Embracing the Tensions of Worship
I am confident that there is a future for passionate traditional worship. Traditional worship can avoid being boring or predictable—the spirit can move within it, allowing it to “breathe.” This occurs when clergy and musicians intentionally connect the story of God and patterns of the liturgy with our deepest human hopes and hurts.
Some people think that for Methodism to flourish and attract new people we need to replace traditional worship with more contemporary forms. But I do not think that continuing to marginalize traditional worship through benign neglect is the answer to our denomination’s declining numbers. I am not convinced that demographics is destiny—that a particular age group or cultural segment necessarily values a particular style of worship over another. Our future can include vital congregations engaged in traditional worship alongside worshiping communities engaged in alternative, contemporary, and emergent forms.
We have confused worship with evangelism as we try to attract people to our services based on what certain stereotypes say those people enjoy.
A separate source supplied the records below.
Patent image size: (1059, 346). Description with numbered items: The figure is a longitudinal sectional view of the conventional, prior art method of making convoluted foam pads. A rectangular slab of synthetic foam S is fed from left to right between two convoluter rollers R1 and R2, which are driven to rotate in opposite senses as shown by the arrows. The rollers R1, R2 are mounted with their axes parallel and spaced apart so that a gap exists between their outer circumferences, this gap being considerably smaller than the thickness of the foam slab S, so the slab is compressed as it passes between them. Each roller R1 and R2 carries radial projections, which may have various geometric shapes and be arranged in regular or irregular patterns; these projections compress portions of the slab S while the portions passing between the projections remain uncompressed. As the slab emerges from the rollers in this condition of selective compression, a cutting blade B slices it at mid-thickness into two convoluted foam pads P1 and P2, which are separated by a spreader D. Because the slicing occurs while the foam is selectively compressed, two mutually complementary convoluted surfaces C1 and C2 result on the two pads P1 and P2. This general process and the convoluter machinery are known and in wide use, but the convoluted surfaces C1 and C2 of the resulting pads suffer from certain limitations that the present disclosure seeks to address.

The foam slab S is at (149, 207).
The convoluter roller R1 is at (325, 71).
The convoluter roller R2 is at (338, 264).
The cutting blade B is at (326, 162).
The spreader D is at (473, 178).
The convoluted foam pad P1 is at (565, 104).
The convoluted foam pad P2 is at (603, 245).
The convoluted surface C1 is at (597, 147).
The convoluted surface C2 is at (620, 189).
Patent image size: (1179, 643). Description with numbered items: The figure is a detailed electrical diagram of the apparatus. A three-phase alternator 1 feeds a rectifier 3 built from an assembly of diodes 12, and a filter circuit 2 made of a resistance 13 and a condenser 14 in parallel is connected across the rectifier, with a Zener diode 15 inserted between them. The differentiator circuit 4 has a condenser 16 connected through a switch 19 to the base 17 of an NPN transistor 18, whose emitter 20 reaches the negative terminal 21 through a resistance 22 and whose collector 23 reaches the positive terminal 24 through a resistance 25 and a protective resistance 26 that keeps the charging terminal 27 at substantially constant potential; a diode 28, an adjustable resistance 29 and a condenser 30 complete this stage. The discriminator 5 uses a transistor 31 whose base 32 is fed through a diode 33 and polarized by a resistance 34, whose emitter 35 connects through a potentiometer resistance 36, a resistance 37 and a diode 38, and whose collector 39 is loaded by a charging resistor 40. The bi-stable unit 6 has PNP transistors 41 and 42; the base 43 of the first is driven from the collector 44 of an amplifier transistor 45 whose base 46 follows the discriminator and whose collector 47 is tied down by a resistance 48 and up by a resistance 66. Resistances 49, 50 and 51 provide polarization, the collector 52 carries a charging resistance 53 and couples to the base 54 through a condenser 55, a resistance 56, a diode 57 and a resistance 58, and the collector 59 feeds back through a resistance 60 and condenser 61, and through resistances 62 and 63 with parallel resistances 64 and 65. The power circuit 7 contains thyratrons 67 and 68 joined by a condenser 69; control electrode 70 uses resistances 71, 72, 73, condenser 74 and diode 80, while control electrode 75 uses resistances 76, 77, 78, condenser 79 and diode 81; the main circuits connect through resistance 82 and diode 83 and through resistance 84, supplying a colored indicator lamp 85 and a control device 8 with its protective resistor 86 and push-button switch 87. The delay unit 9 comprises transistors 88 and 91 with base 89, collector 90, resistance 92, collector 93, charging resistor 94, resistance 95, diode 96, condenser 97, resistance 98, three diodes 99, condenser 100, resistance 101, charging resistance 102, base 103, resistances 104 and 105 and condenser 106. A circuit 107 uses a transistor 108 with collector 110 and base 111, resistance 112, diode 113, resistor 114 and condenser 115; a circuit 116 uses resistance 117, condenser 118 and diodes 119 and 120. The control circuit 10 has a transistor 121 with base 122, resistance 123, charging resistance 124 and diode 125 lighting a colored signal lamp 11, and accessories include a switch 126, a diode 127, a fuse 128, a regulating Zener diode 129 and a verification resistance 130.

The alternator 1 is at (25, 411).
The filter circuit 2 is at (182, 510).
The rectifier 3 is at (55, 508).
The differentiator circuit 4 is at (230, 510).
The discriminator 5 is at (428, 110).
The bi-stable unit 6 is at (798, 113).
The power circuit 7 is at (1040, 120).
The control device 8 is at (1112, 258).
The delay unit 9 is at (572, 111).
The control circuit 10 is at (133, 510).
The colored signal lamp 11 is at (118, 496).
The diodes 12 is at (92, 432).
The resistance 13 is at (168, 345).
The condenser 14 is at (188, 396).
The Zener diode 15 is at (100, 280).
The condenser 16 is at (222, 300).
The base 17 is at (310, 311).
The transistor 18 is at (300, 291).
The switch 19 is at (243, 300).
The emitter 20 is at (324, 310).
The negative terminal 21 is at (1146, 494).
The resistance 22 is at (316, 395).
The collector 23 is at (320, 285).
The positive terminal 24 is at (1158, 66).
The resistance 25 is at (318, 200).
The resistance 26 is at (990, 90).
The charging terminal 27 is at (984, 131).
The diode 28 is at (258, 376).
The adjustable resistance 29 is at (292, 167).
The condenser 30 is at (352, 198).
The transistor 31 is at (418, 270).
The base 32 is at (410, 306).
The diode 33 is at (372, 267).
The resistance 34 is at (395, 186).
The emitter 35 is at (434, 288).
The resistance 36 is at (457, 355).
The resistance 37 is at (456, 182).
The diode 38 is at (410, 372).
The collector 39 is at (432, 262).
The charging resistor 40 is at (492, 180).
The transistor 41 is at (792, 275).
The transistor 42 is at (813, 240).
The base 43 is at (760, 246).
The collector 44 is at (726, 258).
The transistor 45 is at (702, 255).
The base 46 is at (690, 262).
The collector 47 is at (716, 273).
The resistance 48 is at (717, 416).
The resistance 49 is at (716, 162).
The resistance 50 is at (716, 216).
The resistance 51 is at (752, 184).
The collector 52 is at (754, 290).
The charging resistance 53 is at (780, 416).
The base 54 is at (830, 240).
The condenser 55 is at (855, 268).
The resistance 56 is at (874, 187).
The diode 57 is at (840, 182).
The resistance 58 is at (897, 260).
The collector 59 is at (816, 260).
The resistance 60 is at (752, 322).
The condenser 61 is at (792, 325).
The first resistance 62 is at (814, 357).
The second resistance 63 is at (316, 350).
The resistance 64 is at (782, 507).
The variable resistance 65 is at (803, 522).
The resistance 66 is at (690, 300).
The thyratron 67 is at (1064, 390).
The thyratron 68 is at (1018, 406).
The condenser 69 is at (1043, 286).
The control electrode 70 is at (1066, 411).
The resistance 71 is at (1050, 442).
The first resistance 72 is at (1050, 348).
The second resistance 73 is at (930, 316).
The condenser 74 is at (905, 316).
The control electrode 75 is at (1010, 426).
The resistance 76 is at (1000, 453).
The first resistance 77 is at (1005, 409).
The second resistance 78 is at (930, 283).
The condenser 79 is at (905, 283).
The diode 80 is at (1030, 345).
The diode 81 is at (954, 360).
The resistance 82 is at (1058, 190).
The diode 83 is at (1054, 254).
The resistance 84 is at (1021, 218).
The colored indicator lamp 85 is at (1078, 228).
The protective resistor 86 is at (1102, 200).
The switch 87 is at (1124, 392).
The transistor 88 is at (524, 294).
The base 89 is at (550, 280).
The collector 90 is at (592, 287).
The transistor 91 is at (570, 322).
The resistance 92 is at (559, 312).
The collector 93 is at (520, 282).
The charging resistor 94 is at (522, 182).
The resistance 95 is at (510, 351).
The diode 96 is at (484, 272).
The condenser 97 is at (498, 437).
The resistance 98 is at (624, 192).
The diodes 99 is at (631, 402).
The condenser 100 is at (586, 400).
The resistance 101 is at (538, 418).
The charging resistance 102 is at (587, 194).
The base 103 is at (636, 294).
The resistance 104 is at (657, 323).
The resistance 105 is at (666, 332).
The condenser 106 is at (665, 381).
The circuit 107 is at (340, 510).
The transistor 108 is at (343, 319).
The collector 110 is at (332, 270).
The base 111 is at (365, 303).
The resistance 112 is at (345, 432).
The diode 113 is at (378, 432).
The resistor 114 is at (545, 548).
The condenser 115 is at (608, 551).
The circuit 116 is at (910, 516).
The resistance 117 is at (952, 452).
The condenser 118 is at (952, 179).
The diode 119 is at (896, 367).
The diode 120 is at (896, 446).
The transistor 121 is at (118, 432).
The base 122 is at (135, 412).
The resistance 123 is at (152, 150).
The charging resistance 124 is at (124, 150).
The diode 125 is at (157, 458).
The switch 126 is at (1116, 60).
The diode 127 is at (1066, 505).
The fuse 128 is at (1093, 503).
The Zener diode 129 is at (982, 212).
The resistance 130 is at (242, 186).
In so doing, we have neglected the calling to evangelism, and for that reason—not any stylistic choice—have witnessed the decline of church membership and worship attendance.
Traditional worship can shape us in becoming disciples who know the story well enough to encounter human need and respond to cultural change. We can understand the perennial human experiences of exodus and exile, the depths of human sin, and our corresponding need for divine grace. I am convinced that traditional worship, at its best, can hold faithfulness and relevance in tension, and that this is in fact who we are in the Wesleyan tradition: both catholic and evangelical. We can cherish the biblical tradition as we proceed into the future because God has been our help in ages past, and I am convinced that God will also be our hope for years to come.